An artificial heart would be an absolute lifesaver for people with cardiac failure. However, to recreate the complex organ in the laboratory, one would first need to work out how to grow multi-layered, living tissues. Researchers at Empa have now come one step closer to this goal: by means of a spraying process, they have created functioning muscle fibers.
Anyone who requires a transplant because of cardiac failure must hope for a suitable donor organ. An artificial heart that does not trigger any rejection reactions in the body after implantation would be an elegant alternative. The Zurich Heart project of the research alliance University Medicine Zurich, of which Empa is a partner, is currently developing such an artificial heart. To ensure that the laboratory-made pump is tolerated by the body, the aim is to envelop and coat it in human tissue, much like a cloak of invisibility. Until now, the culturing of multi-layered functional tissues has been a major challenge in the up-and-coming area of tissue engineering. Empa researchers have now succeeded in letting cells develop into muscle fibers in a three-dimensional synthetic polymer scaffold.

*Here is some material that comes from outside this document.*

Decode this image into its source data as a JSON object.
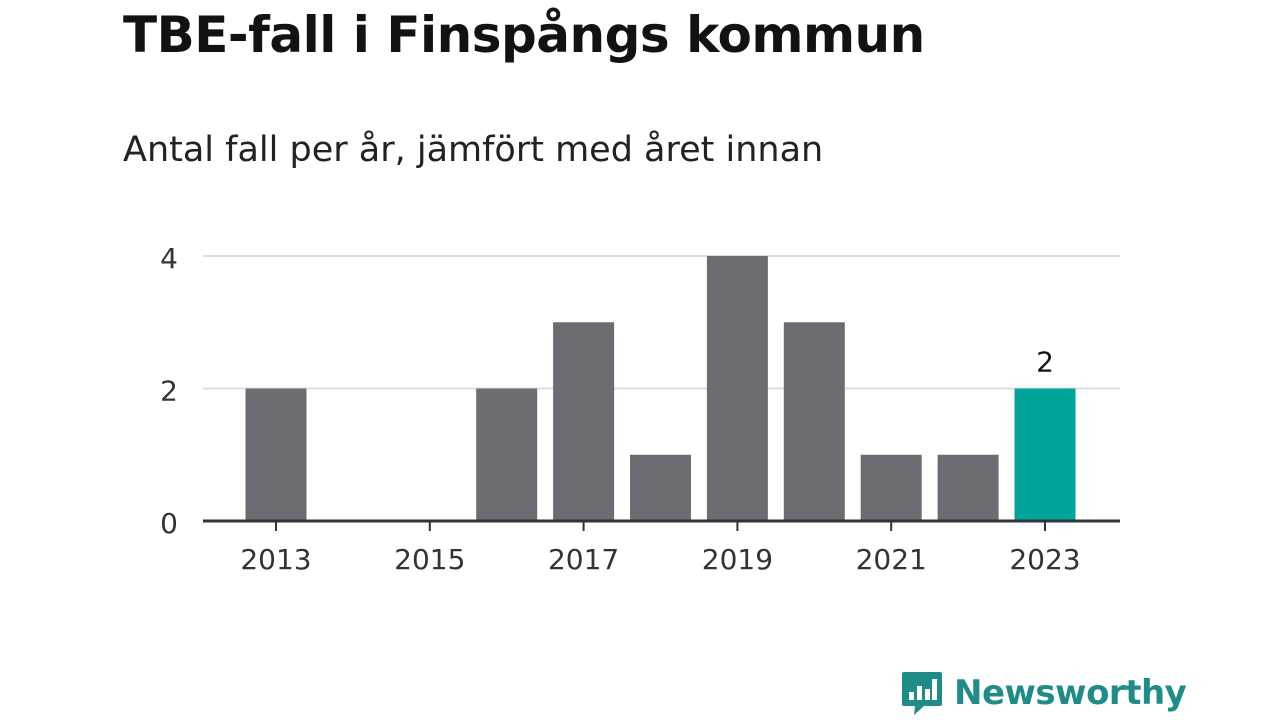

“The human heart is naturally composed of several layers of different tissues,” explains Lukas Weidenbacher of Empa’s laboratory for Biomimetic Membranes and Textiles in St. Gallen. Muscle fibers in the lining play a decisive role in the structure, for they are responsible for the stability and flexibility of the constantly beating heart. Culturing muscle fibers that grow in multiple layers is challenging, however, because the cells must first be embedded in a three-dimensional scaffold.
“To be sure, it is possible to create three-dimensional polymer structures that closely resemble human tissue, by means of so-called electrospinning for example,” says Weidenbacher. During this process, gossamer-like threads of liquid polymer are interlaced in the manner of natural tissue. But the harmful solvents that are required for this process are poison for the sensitive cells.
The researchers at Empa have therefore packaged the valuable cells in protective capsules. Gelatin sheaths contain one to two cells each. This protects the cells from the solvents. A special spraying process, called electrospraying, makes it possible to inject the capsules into the pores of the spun scaffold. “Cells that are protected in this way survive the spraying very well,” explains the materials scientist. And once the cells have settled at the desired location, the gelatinous capsule dissolves within minutes.
Scanning electron microscope images show that the cells feel at home in their synthetic polymer nest: As soon as the capsules have dissolved, the immature precursor cells begin to join up and to mature to form elongated muscle fibers. The aim is to end up with a structure that resembles natural muscle tissue as closely as possible. “As the artificial heart is constantly perfused by the blood circulation, it is important that the surfaces are of a quality that prevents coagulation,” says Weidenbacher.
The researchers have used the immature muscle cells of a mouse cell line for their series of experiments. These precursor cells differentiated in the scaffold and produced proteins that normally occur in muscle. However, in the future the aim is to clad the implantable artificial heart with cells that derive from the patients themselves. In this way, a personal heart could be grown for the patient that remains “invisible” to the body’s immune system.